Starkenburger Echo vom 7. November 2022  von Astrid Wegner

Viel Betrieb beim Basar des Heppenheimer Skiclubs

Ob Skier, Helme oder Kleidung aus zweiter Hand: Die Besucher finden alles, was für das winterliche Vergnügen gebraucht wird. Für manche Fahrten gibt es noch freie Plätze.

 

Eine große Auswahl an Skiern und anderer Ausrüstung wird verkauft. (© Astrid Wagner)

HEPPENHEIM - "Vier Minuten waren wir da und haben direkt zwei Paar Ski für unsere Söhne gefunden." Der Wald-Erlenbacher Thomas Kilian freut sich. Für ihn hat sich der Besuch des Ski-Basars des Heppenheimer Skiclubs gelohnt. "Günstiger geht es nicht", findet auch seine Frau Manuela. Am Samstagvormittag war es wieder so weit: In den Räumen des DRK Heppenheim in der Weiherhausstraße wurde von Skiern über Helme und komplette Outfits alles angeboten, was für das Wintersportvergnügen nötig ist. Insbesondere Familien mit Kindern kommen gerne zum Second-Hand-Basar, denn jedes Jahr ein nagelneues Outfit für die schnell aus allem herauswachsenden Mädchen und Jungen zu kaufen, ginge ganz schön ins Geld.

Um kurz nach 10 Uhr am Samstag bildete sich eine lange Schlange derjenigen, die Ausrangiertes zum Verkaufen brachten. Mit prüfendem Blick nahmen die ehrenamtlichen Helfer des Skiclubs die Sachen entgegen, während in der Halle der Run auf die bereits aufgebauten Ausrüstungsgegenstände schon groß war.

Zwei Dutzend Helfer sind damit beschäftigt, die Skifahrer zu beraten, bei der Anprobe von Skischuhen zu helfen oder den richtigen Sitz eines Helmes zu erklären. Geduldig erklären die Experten vom Skiclub beispielsweise den Kindern, was sie tun sollen, um herauszufinden, ob der Skischuh wirklich der Passende ist. Wer möchte, kann sich die Bindung der Skier gleich passend einstellen lassen. Der Skiservice Dambier hat dabei alle Hände voll zu tun.

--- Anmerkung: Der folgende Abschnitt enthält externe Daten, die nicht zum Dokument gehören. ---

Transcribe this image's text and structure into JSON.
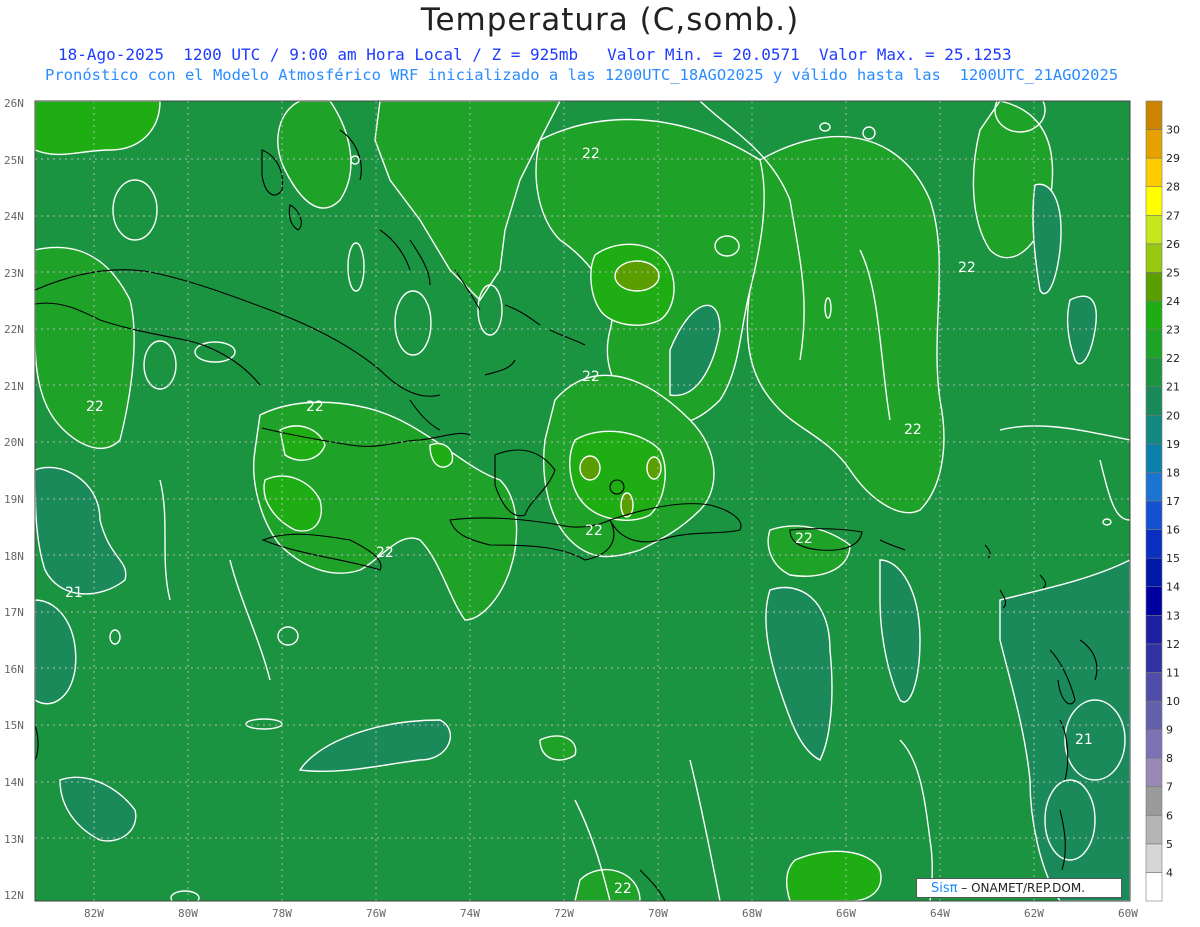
{
  "title": "Temperatura (C,somb.)",
  "subtitle_line1": "18-Ago-2025  1200 UTC / 9:00 am Hora Local / Z = 925mb   Valor Min. = 20.0571  Valor Max. = 25.1253",
  "subtitle_line2": "Pronóstico con el Modelo Atmosférico WRF inicializado a las 1200UTC_18AGO2025 y válido hasta las  1200UTC_21AGO2025",
  "credit": {
    "brand": "Sisπ",
    "text": "– ONAMET/REP.DOM."
  },
  "lat_labels": [
    "26N",
    "25N",
    "24N",
    "23N",
    "22N",
    "21N",
    "20N",
    "19N",
    "18N",
    "17N",
    "16N",
    "15N",
    "14N",
    "13N",
    "12N"
  ],
  "lon_labels": [
    "82W",
    "80W",
    "78W",
    "76W",
    "74W",
    "72W",
    "70W",
    "68W",
    "66W",
    "64W",
    "62W",
    "60W"
  ],
  "colorbar": {
    "levels": [
      4,
      5,
      6,
      7,
      8,
      9,
      10,
      11,
      12,
      13,
      14,
      15,
      16,
      17,
      18,
      19,
      20,
      21,
      22,
      23,
      24,
      25,
      26,
      27,
      28,
      29,
      30
    ],
    "colors": [
      "#ffffff",
      "#d6d6d6",
      "#b4b4b4",
      "#9a9a9a",
      "#9a88b6",
      "#7d72b4",
      "#6262aa",
      "#4e4ea8",
      "#3232a4",
      "#1e1ea0",
      "#0000a0",
      "#0018a8",
      "#0a2ec0",
      "#1450d0",
      "#1a74d0",
      "#0c80a8",
      "#128880",
      "#1a8a5a",
      "#1a9440",
      "#1ea228",
      "#1eae14",
      "#5a9e00",
      "#98c812",
      "#c4e81c",
      "#ffff00",
      "#ffcc00",
      "#e6a000",
      "#cc8400"
    ]
  },
  "contour_labels": [
    "22",
    "22",
    "22",
    "22",
    "22",
    "22",
    "22",
    "22",
    "22",
    "21",
    "21",
    "22",
    "22"
  ],
  "map_colors": {
    "background": "#1a9440",
    "warm": "#1ea228",
    "warmer": "#1eae14",
    "cool": "#1a8a5a",
    "hot": "#5a9e00"
  }
}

Wieder stehen jede Menge reizvolle Fahrten für die Skifahrer auf dem Programm. Es könnte endlich mal wieder eine ganz normale Ski-Saison werden. Zwar konnten 2021/22 bis auf die Eröffnungsfahrt nach Österreich alle Reisen des Skiclubs stattfinden, doch standen diese noch unter dem Zeichen vieler Corona-Auflagen. Vor zwei Jahren hatten die Verantwortlichen des Skiclubs ganz umsonst geplant - Corona machten allem einen dicken Strich durch die Rechnung. Umso größer ist die Vorfreude auf diese Saison. "Der warme Oktober hat mir schon Angst gemacht, dass ich dieses Jahr auf Wasserski umschulen muss", scherzte ein Besucher, der bereits eine Fahrt im Januar für sich und seine Frau gebucht hat. "Wir überlegen noch, uns mit den Kindern für die Familienfahrt an Ostern anzumelden", so Familie Werner. Es wäre die erste Skiclub-Reise für das Quartett. "Wir haben bisher nur Gutes gehört. Uns reizt der Gedanke, dass die Kids dann Gleichaltrige haben, mit denen sie auch dann Spaß haben können, wenn nicht gerade Skifahren auf dem Programm steht. Das wäre dann für uns dann auch mal Urlaub und nicht nur Kinderbespaßung", sagen die Eltern lachend.

Vor allem Reisen zu Beginn der Saison sind schon ziemlich ausgebucht. Freie Plätze gibt es noch im Januar für die Fahrt nach Stuben am Arlberg. Auch für die Bahnfahrt nach Oberstdorf Ende JanuarAnfang Februar, die sich auch an Skiwanderer wendet, gibt es noch freie Plätze, wie Axel Künkeler erzählt. Noch nicht ausgebucht sind auch die Fahrten im Frühjahr 2023. Wieder sehr beliebt ist die Familienfahrt im Dezember, für die es ebenso eine Warteliste gibt wie für die Fahrt nach Passo Pordoi in den Dolomiten. Für die Familienfahrt an Ostern kann man sich jedoch noch anmelden. "Wir hoffen, dass nicht noch eine Corona-Winterwelle kommt, sind aber guter Hoffnung", so Künkeler.